Network architecture:

  --word-emb-dim WORD_EMB_DIM
                        Size of word embedding layer (default: 75). Use negative
                        value to turn off word embeddings
  --char-emb-dim CHAR_EMB_DIM
                        Size of character embedding layer (default: 100). Use
                        negative value to turn off character embeddings
  --transformed-emb-dim TRANSFORMED_DIM
                        Size of transformed output layer of character embeddings
                        and pretrained embeddings (default: 125)
  --pos-emb-dim POS_EMB_DIM
                        Size of POS embeddings that are fed to predict the
                        morphology features (default: 50). Use negative value to
                        use shared, i.e. non-hierarchical representations for
                        POS and morphology
  --char-hidden-dim CHAR_HIDDEN_DIM
                        Size of character LSTM hidden layers (default: 400)
  --char-num-layers CHAR_NUM_LAYERS
                        Number of character LSTM layers (default: 1). Use 0 to
                        disable character LSTM
  --char-unidir         Uses a unidirectional LSTM for the character embeddings
                        (default: bidirectional)
  --tag-hidden-dim TAG_HIDDEN_DIM
                        Size of tagger LSTM hidden layers (default: 200)
  --tag-num-layers TAG_NUM_LAYERS
                        Number of tagger LSTM layers (default: 2)
  --deep-biaff-hidden-dim DEEP_BIAFF_HIDDEN_DIM
                        Size of biaffine hidden layers (default: 400)
  --composite-deep-biaff-hidden-dim COMPOSITE_DEEP_BIAFF_HIDDEN_DIM
                        Size of composite biaffine hidden layers (default: 100)
  --dropout DROPOUT     Input dropout (default: 0.5)
  --char-rec-dropout CHAR_REC_DROPOUT
                        Recurrent dropout for character LSTM (default: 0).
                        Should only be used with more than one layer
  --tag-rec-dropout TAG_REC_DROPOUT
                        Recurrent dropout for the tagger LSTM (default: 0).
                        Should only be used with more than one layer
  --word-dropout WORD_DROPOUT
                        Word dropout (default: 0.33)

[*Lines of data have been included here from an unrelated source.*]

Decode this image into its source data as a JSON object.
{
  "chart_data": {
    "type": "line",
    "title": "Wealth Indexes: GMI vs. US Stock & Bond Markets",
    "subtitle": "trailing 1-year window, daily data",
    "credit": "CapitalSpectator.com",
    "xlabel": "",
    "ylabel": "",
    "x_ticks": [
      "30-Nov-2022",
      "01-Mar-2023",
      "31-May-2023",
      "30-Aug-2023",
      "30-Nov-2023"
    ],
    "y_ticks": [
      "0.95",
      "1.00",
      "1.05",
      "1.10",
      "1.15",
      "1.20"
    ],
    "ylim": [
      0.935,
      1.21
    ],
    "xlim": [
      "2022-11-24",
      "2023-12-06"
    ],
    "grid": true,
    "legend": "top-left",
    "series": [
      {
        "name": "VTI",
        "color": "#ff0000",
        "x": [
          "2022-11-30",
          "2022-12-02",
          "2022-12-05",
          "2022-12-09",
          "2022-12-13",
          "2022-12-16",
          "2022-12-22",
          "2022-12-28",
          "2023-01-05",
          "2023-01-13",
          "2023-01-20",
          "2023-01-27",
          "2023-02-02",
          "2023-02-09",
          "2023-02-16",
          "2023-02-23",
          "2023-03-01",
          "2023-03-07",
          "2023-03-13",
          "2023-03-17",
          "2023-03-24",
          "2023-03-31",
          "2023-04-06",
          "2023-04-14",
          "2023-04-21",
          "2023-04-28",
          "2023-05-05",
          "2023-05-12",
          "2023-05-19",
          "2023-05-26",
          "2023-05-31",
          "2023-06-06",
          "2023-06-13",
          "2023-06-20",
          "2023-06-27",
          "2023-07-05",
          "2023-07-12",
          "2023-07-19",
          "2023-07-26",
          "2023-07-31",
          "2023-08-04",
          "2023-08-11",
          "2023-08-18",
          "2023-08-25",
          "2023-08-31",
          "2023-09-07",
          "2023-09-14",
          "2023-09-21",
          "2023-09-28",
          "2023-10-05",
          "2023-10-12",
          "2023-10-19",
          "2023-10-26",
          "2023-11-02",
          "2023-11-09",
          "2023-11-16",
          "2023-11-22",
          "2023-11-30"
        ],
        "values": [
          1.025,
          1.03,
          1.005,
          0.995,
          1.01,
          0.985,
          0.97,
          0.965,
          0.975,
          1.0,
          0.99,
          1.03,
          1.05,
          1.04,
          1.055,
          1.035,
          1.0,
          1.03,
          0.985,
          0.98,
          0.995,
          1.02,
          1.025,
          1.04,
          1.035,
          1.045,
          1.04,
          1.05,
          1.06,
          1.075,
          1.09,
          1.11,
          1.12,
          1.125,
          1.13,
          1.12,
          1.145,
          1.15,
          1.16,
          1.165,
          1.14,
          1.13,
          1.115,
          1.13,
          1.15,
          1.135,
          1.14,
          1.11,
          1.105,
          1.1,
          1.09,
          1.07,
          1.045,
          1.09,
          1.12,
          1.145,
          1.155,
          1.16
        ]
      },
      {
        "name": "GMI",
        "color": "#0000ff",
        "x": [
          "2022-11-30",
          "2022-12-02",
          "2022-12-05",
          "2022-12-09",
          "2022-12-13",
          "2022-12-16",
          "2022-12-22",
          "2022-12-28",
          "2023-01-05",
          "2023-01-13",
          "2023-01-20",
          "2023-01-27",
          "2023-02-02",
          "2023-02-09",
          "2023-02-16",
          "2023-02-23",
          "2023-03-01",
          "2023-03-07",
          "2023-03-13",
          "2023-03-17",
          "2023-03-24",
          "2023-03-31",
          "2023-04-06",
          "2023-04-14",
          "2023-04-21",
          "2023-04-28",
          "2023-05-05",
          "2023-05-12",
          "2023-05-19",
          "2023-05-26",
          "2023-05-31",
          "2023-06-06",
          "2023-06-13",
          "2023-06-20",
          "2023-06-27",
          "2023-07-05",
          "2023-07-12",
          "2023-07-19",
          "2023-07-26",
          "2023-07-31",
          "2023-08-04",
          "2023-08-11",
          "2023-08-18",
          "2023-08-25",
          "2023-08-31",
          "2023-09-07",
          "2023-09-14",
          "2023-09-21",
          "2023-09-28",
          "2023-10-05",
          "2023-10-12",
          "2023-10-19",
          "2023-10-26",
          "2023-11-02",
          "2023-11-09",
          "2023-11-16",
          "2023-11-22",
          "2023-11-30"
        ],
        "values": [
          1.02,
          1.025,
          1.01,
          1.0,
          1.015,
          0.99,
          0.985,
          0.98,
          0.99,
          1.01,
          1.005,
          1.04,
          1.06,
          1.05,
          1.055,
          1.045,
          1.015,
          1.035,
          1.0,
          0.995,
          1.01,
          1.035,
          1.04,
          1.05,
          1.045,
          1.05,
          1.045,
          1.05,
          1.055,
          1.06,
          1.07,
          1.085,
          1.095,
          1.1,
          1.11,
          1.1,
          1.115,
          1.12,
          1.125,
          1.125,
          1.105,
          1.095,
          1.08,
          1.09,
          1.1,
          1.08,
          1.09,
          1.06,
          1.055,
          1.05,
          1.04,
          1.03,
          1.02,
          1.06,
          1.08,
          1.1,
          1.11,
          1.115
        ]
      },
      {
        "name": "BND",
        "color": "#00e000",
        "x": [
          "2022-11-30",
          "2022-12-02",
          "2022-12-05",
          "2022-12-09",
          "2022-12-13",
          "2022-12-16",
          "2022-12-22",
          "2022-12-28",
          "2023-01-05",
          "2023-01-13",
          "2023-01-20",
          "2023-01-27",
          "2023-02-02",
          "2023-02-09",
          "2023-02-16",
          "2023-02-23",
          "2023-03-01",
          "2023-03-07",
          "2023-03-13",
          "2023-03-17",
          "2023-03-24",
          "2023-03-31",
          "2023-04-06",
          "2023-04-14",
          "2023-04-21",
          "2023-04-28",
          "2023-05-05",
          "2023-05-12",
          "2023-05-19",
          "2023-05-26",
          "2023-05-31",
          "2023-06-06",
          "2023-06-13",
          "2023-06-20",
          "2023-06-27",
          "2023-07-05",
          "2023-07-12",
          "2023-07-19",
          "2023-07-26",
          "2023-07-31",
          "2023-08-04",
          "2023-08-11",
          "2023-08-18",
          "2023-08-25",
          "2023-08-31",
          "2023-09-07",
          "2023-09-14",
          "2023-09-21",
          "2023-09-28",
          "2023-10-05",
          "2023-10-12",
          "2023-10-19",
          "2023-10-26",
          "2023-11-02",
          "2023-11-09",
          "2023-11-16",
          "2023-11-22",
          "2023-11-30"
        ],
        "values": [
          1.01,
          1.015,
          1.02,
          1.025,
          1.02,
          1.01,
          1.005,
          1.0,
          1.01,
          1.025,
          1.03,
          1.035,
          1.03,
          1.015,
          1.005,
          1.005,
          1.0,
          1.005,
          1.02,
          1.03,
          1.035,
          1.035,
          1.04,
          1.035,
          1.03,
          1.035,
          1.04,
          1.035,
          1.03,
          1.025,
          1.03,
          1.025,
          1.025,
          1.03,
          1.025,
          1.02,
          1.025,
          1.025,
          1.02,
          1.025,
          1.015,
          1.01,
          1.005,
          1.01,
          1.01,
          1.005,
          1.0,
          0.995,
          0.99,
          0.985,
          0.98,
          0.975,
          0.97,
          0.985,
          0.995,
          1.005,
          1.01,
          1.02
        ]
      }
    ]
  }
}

Training and optimization:

  --batch-size BATCH_SIZE
                        Batch size in tokens (default: 5000). Use negative value
                        to use single sentences
  --max-steps MAX_STEPS
                        Maximum training steps (default: 50000)
  --max-steps-before-stop MAX_STEPS_BEFORE_STOP
                        Changes learning method or early terminates after N
                        steps if the dev scores are not improving (default:
                        3000). Use negative value to disable early stopping
  --log-interval LOG_INTERVAL
                        Print log every N steps. The default value is determined
                        on the basis of batch size and CPU/GPU mode.
  --eval-interval EVAL_INTERVAL
                        Evaluate on dev set every N steps. The default value is
                        determined on the basis of the training and dev data
                        sizes.
  --learning-rate LR    Learning rate (default: 3e-3)
  --optimizer {sgd,adagrad,adam,adamax}
                        Optimization algorithm (default: adam)
  --beta2 BETA2         Beta2 value required for adam optimizer (default: 0.95)
  --max-grad-norm MAX_GRAD_NORM
                        Gradient clipping (default: 1.0)

References and licensing

The Stanza toolkit is described in the following paper:

Stanza: A Python Natural Language Processing Toolkit for Many Human Languages

More details about the POS-tagger architecture are given in the following paper:

Universal Dependency Parsing from Scratch

Like the Stanza toolkit on which it is based, stanzatagger is released under the Apache License, Version 2.0. See the LICENSE file for more details.